The Pentateuch had laws, for example, which controlled the severity of punishment of slaves, and provided for Sabbath observance and days off for festivals. In the case of Hebrew slaves, it provided for their release every seven years. Also, in the year of Jubilee, Hebrew slaves were sent off with provisions, no less. This was unheard of in those days.

The New Testament takes it even further. Paul writes of slavery, but he urges masters to treat slaves with kindness, even pleading with Philemon to treat his runaway slave as a brother in Christ by setting him free.
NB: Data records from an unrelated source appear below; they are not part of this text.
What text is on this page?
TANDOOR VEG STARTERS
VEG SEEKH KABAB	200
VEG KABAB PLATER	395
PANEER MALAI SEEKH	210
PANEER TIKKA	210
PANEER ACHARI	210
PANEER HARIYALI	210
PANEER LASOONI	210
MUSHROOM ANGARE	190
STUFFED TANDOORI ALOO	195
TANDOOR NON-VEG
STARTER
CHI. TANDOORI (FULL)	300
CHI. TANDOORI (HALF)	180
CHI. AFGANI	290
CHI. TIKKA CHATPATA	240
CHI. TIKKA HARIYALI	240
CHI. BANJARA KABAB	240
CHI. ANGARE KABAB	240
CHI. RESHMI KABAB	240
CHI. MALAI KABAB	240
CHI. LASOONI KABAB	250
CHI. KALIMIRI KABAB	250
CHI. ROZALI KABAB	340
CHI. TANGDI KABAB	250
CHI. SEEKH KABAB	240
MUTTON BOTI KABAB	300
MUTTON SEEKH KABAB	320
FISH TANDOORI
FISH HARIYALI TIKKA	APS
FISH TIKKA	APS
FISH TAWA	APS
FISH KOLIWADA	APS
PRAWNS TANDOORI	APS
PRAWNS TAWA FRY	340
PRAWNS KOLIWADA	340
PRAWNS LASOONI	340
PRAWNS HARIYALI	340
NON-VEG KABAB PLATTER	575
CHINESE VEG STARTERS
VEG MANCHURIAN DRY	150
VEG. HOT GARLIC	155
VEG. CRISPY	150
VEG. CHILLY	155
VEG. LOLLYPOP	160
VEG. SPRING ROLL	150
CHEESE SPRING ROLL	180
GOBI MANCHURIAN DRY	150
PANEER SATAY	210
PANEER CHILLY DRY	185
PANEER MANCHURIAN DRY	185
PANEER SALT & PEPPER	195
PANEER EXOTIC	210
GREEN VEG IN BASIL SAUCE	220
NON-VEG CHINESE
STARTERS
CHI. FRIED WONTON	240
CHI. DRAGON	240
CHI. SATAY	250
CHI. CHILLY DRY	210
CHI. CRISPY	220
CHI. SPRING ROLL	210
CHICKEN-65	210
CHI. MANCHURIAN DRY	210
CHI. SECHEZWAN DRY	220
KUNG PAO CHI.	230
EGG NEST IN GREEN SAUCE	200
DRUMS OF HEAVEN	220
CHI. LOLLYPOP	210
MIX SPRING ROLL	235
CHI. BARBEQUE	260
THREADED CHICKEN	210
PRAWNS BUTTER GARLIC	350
Old Testament laws and New Testament admonitions provided a clearly redemptive movement away from the harsh and inhumane practices of that day.[i]

In similar fashion, as one follows the development of the role and value of women in scripture, one finds a growing contrast with surrounding cultures of the Greco-Roman world. Jesus limited the grounds for divorce to adultery, which was unheard of among non-Israelites. And while Paul’s instructions to wives and husbands seem today the height of patriarchy, his directives to husbands were a radical departure from the abusive norms of ancient times. The redemptive movement of scripture was always in the direction of elevating the value and status of women.[ii]


But when it comes to sexual boundaries there is no similar “redemptive movement”. If anything, the laws become more restrictive.[iii] 


Jesus, as we well know, made looking at a woman for the purpose of lusting as errant as actually hopping in the sack with her. Thus, even our thoughts and motives are under the scrutiny of God, not simply our crossing of sacred lines.

The letters of Paul affirmed the sexual boundaries of the Old Testament, including homosexual practice. Convincing evidence is his use of the Greek term arsenokoitais—a very unique word. There is only one other place that particular Greek word appears in ancient literature prior to Paul—the Greek translation of Leviticus 18 & 20, referring to homosexual practice. This makes it very clear Paul believed the sexual laws of Leviticus still apply today, including those regarding same-sex intercourse.[iv]

Anglican theologian N. T. Wright has described this similarly in his book Scripture and the Authority of God.  Using theater as a metaphor, Wright describes the Bible as a five act play, with each act carrying on the story of God’s mission: Creation, Fall, Israel, Jesus and the Church. The relationship of one act with the others and how each contributes to the unfolding narrative all figure into how we interpret certain portions of the text.

When we look at the sweep of scripture from prelude to curtain call, we see the oppression of women and subjugation of slaves receding further and further to the backstage of brokenness. But the moral laws regarding sexual behavior continue very much near the footlights. And that is where sexual boundaries, regardless of our attractions, will remain until the Bridegroom fulfills all longings at center stage.

The trajectory of God’s redemptive work has led to an increase in the value of all people. All are of equal value at the foot of the cross. But his design for sexual practices has not changed. Staying within that trajectory will keep us on the right side of history. Count on it!

(Much of this content can be found in Mark’s book: Into the Light: Healing Sexuality in Today’s Church, Seedbed Publications, 2016.)

[i]Webb, William J.  Slaves, Women & Homosexuals: Exploring the Hermeneutics of Cultural Analysis.(Downers Grove, IL: InterVarsity Press, 2001) pp. 74-75.

[ii]Webb pp. 77-79.

[iii]Webb p. 250.

[iv]Hays, Richard. Homosexuality in the Church: Both Sides of the Debate.Jeffrey S. Siker ed.  (Louisville, KY: Westminster John Knox Press, 1994) p. 7.